The six segments in Singles and Starters contain downscale Milllennials with upwardly mobile aspirations. Concentrated in small cities across the country, these households tend to be young (nearly three-quarters are under the age of 35), ethnically-mixed and unattached (half are single while a quarter are single parents). Most are on their own and starting to build independent lives in apartments with other young singles. They're college-educated, though not necessarily college graduates and many are toiling away at entry-level positions in service-sector jobs. These self-described workaholics share a desire to move up in status and they realize that every career journey starts with a first step.

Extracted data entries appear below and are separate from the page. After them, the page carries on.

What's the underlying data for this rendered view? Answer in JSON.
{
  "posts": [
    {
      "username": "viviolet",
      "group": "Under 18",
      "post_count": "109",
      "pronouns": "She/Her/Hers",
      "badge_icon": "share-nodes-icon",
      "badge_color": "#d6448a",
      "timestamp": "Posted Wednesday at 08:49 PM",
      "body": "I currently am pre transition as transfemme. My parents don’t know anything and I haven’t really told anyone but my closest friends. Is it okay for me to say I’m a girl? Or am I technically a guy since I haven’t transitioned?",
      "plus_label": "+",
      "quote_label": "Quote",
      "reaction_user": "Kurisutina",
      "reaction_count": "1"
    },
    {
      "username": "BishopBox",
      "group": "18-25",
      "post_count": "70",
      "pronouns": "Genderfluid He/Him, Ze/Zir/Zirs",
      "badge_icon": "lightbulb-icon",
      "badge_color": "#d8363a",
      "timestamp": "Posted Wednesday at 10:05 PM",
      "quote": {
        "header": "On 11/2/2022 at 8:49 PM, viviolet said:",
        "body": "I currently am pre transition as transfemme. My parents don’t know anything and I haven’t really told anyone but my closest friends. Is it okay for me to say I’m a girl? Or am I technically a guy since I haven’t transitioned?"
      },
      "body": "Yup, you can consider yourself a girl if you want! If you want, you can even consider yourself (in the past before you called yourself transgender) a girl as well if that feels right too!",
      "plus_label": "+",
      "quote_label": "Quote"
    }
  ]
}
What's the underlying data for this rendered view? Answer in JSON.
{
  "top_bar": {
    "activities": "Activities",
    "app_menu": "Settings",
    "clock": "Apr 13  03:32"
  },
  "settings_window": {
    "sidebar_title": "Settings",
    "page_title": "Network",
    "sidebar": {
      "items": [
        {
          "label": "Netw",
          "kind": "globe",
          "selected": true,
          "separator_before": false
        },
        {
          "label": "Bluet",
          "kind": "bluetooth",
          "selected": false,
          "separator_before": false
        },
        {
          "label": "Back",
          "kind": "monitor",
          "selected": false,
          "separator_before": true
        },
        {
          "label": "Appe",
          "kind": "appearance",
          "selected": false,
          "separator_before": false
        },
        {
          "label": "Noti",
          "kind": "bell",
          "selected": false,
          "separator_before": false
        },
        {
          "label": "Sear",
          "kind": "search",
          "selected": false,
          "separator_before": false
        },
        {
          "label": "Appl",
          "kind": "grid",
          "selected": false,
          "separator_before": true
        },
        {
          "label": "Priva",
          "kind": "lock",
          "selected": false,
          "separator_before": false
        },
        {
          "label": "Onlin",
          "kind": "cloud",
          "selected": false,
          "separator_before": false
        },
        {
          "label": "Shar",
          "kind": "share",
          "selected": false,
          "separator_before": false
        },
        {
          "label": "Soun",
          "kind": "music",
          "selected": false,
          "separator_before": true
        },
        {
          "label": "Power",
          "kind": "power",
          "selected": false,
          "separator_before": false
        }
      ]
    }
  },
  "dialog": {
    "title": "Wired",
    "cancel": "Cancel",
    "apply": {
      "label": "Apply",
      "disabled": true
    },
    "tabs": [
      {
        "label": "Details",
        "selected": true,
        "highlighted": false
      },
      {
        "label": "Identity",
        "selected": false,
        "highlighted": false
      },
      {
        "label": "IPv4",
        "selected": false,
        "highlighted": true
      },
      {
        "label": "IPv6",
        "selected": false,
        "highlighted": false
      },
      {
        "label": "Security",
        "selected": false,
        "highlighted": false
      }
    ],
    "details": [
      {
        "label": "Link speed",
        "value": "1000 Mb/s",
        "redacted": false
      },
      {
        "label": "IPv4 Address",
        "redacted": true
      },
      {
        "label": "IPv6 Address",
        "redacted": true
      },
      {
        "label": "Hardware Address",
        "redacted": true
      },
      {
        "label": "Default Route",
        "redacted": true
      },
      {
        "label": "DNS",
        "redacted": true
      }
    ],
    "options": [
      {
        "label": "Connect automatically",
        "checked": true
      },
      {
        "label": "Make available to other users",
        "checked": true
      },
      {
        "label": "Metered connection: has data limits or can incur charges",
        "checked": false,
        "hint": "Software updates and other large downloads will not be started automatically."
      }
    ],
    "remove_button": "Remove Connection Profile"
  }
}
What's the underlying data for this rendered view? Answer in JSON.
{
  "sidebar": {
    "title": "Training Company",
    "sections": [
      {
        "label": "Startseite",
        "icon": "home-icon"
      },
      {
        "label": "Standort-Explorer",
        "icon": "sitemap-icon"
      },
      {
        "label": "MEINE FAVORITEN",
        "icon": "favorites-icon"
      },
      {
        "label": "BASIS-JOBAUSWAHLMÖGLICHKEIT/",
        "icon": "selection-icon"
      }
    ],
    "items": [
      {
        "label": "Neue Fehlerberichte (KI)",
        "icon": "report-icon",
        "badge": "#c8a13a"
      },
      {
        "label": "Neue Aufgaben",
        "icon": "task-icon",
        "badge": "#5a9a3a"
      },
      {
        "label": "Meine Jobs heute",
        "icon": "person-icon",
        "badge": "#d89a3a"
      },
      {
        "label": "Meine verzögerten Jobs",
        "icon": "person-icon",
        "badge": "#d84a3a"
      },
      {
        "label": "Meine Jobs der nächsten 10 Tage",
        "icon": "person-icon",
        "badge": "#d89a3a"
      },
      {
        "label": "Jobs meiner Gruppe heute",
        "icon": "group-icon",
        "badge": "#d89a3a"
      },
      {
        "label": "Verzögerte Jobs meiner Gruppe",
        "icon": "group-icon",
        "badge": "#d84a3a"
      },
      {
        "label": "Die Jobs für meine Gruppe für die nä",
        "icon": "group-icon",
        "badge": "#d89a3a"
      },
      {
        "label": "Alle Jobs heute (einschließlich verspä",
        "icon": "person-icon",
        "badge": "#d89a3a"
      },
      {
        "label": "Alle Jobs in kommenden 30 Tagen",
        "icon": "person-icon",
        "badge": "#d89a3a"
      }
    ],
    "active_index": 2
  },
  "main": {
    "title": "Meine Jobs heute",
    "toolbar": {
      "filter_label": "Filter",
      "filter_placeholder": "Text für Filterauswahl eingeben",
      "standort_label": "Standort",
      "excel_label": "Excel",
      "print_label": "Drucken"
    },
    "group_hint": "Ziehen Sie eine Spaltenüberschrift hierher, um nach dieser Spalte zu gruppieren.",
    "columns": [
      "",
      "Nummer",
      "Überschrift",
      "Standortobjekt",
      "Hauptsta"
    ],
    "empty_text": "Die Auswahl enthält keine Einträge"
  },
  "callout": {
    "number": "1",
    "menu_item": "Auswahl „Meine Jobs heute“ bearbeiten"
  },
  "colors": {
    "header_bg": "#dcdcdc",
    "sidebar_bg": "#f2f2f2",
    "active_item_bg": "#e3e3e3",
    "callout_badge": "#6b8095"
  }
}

8.83 percent of U.S. households
|Single lifestyles||Urban renters|
|Generation Y||Active leisure lives|
|Liberal views||Early tech adopters|
|Progressive attitudes||Digitally influenced|
The young members of Singles and Starters are relatively active online, using the Internet less for transactions than for communication (joining blogs and chart forums and instant-messaging friends) - and entertainment (downloading games, listening to Internet radio and watching video streaming). Job and car sites are popular, as well as sites offering social media (blackpeoplemeet.com) and sports information (fantasy.nfl.com). These Americans have integrated the Internet into their lifestyles, going online with their cell phones or desktop machines, whether from home, school or when out and about.